# Please explain sharpening on bench sized nagura



## Smashmasta (Oct 17, 2016)

I've stumbled over a video of Maxim sharpening on full bench sized chu nagura, which I haven't really heard of being done before as I think that's more common in the sword world. So what would be the benefit of using chu, or asano nagura on knives? Is it worth it to try and find some?

Thanks


----------



## jklip13 (Oct 17, 2016)

If you can control the amount of slurry properly, I find chu and koma to be much faster than their Honyama alternatives


----------



## Badgertooth (Oct 17, 2016)

Yeah Jon's pre-empted something I was going to post as I've just started trying out a larger Junzo Mikawa Nagura. I couldn't tell you much more about its provenance or whether it's chu or koma but it requires more water than you'd think and is really fast for a natural. Like almost synthetic fast. Leaves a great toothy edge and if you're careful with your slurry dilution and pressure, it leaves a lovely finish on soft iron cladding.





More to follow when I've got my good camera out and spent some more time with it.


----------



## bennyprofane (Oct 17, 2016)

I've read that the Chu Nagura is really great as a sharpening bench stone but I don't see them anywhere available. Metalmaster used to have them. Anyone know any other source?


----------



## jklip13 (Oct 17, 2016)

Check out Namikawa Heibei


----------



## Smashmasta (Oct 17, 2016)

bennyprofane said:


> I've read that the Chu Nagura is really great as a sharpening bench stone but I don't see them anywhere available. Metalmaster used to have them. Anyone know any other source?

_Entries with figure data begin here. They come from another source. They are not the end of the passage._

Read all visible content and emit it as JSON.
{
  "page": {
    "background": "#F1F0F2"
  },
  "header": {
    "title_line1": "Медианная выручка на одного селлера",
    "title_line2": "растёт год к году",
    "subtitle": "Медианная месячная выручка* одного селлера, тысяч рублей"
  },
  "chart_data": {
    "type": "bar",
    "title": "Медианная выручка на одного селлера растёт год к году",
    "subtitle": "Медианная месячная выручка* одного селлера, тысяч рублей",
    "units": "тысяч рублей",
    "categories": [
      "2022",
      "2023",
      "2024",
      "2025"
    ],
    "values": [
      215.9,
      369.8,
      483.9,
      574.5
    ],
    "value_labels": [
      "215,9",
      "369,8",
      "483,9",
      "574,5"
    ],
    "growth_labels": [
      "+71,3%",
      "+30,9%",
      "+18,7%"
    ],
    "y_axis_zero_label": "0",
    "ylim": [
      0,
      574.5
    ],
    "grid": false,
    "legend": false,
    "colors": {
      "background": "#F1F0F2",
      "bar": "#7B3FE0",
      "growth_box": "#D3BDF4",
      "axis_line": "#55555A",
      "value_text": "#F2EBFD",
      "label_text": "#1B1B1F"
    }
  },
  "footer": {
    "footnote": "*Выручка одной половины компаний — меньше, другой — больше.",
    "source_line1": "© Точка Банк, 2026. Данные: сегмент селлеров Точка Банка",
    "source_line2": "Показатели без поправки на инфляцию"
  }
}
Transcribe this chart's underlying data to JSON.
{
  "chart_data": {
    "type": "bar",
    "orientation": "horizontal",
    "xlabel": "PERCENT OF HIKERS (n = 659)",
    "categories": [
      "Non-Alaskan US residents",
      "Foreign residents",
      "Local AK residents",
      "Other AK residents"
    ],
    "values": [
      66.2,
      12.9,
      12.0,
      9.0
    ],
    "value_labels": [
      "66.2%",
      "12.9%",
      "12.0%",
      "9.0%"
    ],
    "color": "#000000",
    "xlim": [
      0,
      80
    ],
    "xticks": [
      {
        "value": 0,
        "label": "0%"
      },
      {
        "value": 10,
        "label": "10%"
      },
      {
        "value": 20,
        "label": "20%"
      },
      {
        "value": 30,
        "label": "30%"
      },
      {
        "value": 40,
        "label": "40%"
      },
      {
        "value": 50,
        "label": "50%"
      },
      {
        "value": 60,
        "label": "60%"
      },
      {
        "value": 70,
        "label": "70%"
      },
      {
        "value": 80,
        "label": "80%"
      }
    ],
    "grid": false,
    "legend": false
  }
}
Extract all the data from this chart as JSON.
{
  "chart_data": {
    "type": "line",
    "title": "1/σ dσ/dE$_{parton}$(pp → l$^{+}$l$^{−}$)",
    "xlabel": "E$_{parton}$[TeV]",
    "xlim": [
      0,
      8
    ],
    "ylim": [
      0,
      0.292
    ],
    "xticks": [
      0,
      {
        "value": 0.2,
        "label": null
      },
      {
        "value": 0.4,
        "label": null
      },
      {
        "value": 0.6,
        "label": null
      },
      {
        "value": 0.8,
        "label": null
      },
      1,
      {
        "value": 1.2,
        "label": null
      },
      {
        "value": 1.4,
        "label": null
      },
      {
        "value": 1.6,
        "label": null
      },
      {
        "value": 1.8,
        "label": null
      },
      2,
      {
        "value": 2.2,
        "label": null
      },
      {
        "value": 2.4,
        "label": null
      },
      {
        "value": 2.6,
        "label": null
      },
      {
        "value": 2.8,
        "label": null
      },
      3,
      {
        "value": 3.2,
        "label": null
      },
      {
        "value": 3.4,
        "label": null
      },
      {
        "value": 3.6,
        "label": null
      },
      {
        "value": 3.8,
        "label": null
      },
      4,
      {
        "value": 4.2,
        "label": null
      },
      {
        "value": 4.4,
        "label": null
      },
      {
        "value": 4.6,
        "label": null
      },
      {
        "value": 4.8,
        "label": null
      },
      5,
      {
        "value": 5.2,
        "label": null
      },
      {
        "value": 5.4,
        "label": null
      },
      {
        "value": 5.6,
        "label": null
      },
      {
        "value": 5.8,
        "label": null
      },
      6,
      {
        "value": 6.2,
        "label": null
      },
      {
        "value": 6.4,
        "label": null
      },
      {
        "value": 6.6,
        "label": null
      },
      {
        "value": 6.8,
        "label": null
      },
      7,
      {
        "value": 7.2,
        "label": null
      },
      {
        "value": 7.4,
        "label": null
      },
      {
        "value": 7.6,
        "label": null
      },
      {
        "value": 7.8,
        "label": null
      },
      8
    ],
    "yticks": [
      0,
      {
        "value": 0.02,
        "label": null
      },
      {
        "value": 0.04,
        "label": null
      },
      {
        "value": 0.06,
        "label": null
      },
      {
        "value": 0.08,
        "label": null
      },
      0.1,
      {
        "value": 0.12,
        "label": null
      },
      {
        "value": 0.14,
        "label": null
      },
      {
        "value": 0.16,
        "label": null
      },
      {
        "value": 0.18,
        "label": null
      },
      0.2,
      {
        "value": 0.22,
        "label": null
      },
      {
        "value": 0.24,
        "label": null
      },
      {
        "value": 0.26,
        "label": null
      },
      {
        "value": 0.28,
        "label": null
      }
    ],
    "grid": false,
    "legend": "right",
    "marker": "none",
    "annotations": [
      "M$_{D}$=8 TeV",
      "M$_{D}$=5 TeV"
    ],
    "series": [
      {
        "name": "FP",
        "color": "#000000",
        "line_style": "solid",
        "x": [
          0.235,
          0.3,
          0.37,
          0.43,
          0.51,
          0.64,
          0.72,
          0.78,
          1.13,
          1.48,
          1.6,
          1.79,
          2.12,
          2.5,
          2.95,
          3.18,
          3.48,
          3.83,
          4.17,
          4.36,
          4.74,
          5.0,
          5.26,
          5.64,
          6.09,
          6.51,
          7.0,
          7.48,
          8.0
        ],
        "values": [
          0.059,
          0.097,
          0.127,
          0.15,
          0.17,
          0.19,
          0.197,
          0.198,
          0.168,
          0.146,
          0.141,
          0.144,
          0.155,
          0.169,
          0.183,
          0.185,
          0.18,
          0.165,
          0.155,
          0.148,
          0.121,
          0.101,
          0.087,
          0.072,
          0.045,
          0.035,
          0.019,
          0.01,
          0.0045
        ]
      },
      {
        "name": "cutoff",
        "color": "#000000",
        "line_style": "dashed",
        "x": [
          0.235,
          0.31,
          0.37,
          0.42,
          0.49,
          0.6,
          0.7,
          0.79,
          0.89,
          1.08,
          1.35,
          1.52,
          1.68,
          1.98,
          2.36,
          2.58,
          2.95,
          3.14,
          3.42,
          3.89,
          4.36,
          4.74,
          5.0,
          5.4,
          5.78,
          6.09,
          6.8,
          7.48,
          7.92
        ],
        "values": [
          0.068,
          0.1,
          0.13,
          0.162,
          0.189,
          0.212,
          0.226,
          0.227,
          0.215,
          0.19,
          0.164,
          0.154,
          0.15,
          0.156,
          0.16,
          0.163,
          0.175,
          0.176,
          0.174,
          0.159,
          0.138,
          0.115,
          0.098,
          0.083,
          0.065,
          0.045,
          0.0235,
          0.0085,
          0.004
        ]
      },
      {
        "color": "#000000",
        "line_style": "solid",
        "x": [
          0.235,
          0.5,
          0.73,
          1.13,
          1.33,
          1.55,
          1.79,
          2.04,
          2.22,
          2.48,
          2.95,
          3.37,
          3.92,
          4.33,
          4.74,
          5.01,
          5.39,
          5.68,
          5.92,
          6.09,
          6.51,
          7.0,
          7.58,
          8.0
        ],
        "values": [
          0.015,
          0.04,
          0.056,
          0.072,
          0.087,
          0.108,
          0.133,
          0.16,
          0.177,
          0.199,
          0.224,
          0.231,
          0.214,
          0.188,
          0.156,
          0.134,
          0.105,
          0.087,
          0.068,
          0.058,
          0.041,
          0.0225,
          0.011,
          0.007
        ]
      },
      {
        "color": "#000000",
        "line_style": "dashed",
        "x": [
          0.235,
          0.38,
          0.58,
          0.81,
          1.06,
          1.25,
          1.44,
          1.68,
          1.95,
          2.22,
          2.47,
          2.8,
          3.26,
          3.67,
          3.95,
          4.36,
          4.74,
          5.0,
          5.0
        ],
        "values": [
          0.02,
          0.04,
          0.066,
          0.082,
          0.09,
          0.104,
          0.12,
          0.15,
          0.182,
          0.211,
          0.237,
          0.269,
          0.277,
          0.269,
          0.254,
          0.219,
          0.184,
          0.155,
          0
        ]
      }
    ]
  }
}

Benny, jklip13 is right, and I stumbled on this page too, which combined with Jon's video made me ask the question - they've got a tooooon:

http://www.namikawa-ltd.com/product-list/3


----------



## Smashmasta (Oct 17, 2016)

Since there are so many, I'll wait until Badger uploads a more detailed review before pulling the trigger.


----------



## bennyprofane (Oct 17, 2016)

Unfortunately, they're all tiny. Even the big expensive ones are just 40mm wide. Perhaps because they are made for sword sharpening. But if you compare with the ones MM had, these were much better sized and prized:
http://www.metalmaster-ww.com/product-list/32


----------



## Smashmasta (Oct 17, 2016)

bennyprofane said:


> Unfortunately, they're all tiny. Even the big expensive ones are just 40mm wide. Perhaps because they are made for sword sharpening. But if you compare with the ones MM had, these were much better sized and prized:
> http://www.metalmaster-ww.com/product-list/32



Thanks for pointing that out. I would've been seriously disappointed had I ordered one. Gotta pay more attention, gotta pay more attention! :detective:


----------



## jaknil (Oct 17, 2016)

Full size Chu Nagura in top quality:
http://www.japanesenaturalstones.com/chu-nagura-a982/


----------



## Smashmasta (Oct 18, 2016)

jaknil said:


> Full size Chu Nagura in top quality:
> http://www.japanesenaturalstones.com/chu-nagura-a982/



Is there a way to start a kickstarter fund here lol...


----------



## Smashmasta (Oct 18, 2016)

Still don't understand the use for a bench sized nagura. Is it more for polishing, or does it actual sharpen? Regarding trying to get my nomenclature correct - if it was used to sharpen on the stone itself, wouldn't the term 'nagura' no longer apply as it isn't be used to create a slurry?


----------



## bennyprofane (Oct 18, 2016)

Chu Nagura is the name of the stone, it can be used as a Nagura (slurry stone) but also as a fine grit finisher or pre-finisher whetstone with a grit of around 6000. Any stone can be a Nagura and in this case you would call them Tomo Nagura. From what I hear the Chu Nagura used as sharpening stone is a great stone and very fast for it's grit.


----------



## jaknil (Oct 18, 2016)

Tsushima Nagura, at a lower price than the above mentioned Chu Nagura:
http://www.japanesenaturalstones.com/big-tsushima-nagura/
Note the free shipping.
Also a full size stone.


----------



## jaknil (Oct 18, 2016)

PS: Be sure to read the reviews on the Tsushima Nagura.
There is a lot of info on the stone.


----------



## bennyprofane (Oct 18, 2016)

MM has them even cheaper and they seem to be quite good: http://m.ebay.com/itm/262510298482

But from all what you can read here about Tsushimas, they dont seem to be very popular. Quite sticky to sharpen on...


----------



## Badgertooth (Oct 19, 2016)

My initial thoughts guys

http://www.kitchenknifeforums.com/showthread.php?t=29089


----------



## Smashmasta (Oct 21, 2016)

Badgertooth said:


> My initial thoughts guys
> 
> http://www.kitchenknifeforums.com/showthread.php?t=29089



As per usual, thanks Badger!


----------